Every so often I like to spend some time working on Advent of Code problems when I need a break from my primary projects. It's also a great way to learn a new language, or sharpen skills in one I already know.

Another fun angle is to spend time making solutions fast. Usually, they are "fast enough" for the purposes of solving the problem and moving on, just to get the gist of how to think algorithmically. But, in some cases, there is an obvious slow down when going from part 1 to part 2 of a problem statement, which usually means there's a faster alternative. Day 4 from the 2015 problem set provided exactly that opportunity.

## Mining AdventCoin

The problem statement for this day is essentially a simplified example of how bitcoin mining
works, by finding a hash collision.
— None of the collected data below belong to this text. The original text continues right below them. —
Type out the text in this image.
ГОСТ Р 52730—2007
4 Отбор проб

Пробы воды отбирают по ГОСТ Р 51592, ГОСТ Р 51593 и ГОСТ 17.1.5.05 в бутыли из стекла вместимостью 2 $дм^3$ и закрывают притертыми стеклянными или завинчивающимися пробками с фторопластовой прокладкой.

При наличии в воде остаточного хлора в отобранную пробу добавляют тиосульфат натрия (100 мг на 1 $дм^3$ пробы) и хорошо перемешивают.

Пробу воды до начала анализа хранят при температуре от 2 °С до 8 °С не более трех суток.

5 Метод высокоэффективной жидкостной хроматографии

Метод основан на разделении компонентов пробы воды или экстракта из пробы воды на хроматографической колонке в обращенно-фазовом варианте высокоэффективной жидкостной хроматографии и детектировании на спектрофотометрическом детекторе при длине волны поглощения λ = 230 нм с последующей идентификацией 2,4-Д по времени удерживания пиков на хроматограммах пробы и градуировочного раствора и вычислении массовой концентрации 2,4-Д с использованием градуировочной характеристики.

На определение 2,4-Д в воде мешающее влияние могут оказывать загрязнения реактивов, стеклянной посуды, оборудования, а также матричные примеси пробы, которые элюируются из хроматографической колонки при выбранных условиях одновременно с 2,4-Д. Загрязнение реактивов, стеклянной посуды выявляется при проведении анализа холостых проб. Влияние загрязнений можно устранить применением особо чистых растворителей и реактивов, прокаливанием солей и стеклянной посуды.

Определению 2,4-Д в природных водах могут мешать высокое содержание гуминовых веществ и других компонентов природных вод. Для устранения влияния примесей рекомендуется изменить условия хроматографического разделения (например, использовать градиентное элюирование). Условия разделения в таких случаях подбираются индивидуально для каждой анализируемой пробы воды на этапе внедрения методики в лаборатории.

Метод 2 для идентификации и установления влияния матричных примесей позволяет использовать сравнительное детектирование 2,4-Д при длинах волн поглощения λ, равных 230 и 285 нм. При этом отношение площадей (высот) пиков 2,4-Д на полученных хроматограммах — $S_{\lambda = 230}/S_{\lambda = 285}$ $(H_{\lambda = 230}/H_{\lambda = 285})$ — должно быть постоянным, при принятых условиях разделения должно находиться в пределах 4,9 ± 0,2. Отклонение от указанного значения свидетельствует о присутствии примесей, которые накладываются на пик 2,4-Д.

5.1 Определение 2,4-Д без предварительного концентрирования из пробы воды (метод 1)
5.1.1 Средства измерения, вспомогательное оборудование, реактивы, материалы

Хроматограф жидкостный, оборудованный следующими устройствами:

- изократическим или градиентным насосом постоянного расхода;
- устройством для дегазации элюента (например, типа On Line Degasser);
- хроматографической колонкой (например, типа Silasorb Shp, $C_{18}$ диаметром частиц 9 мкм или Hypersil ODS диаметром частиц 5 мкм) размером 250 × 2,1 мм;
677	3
Given some input string (e.g. `yzbqklnj`

), the goal is to find some "nonce" integer,
that when appended to the input string and hashed (using MD5), the resulting hash will have some number of leading zeros.

For example,

If your secret key is

`abcdef`

, the answer is`609043`

, because the MD5 hash of`abcdef609043`

starts with five zeroes (`000001dbbfa...`

), and it is the lowest such number to do so.

Hashes can't be "reversed", meaning that the only way to do this is to try a bunch of nonces until we find a hash with the required number of leading zeros.

Fortunately, Go's standard `crypto`

package gives us a function to compute an MD5 hash of a byte array, so we can do this
pretty simply.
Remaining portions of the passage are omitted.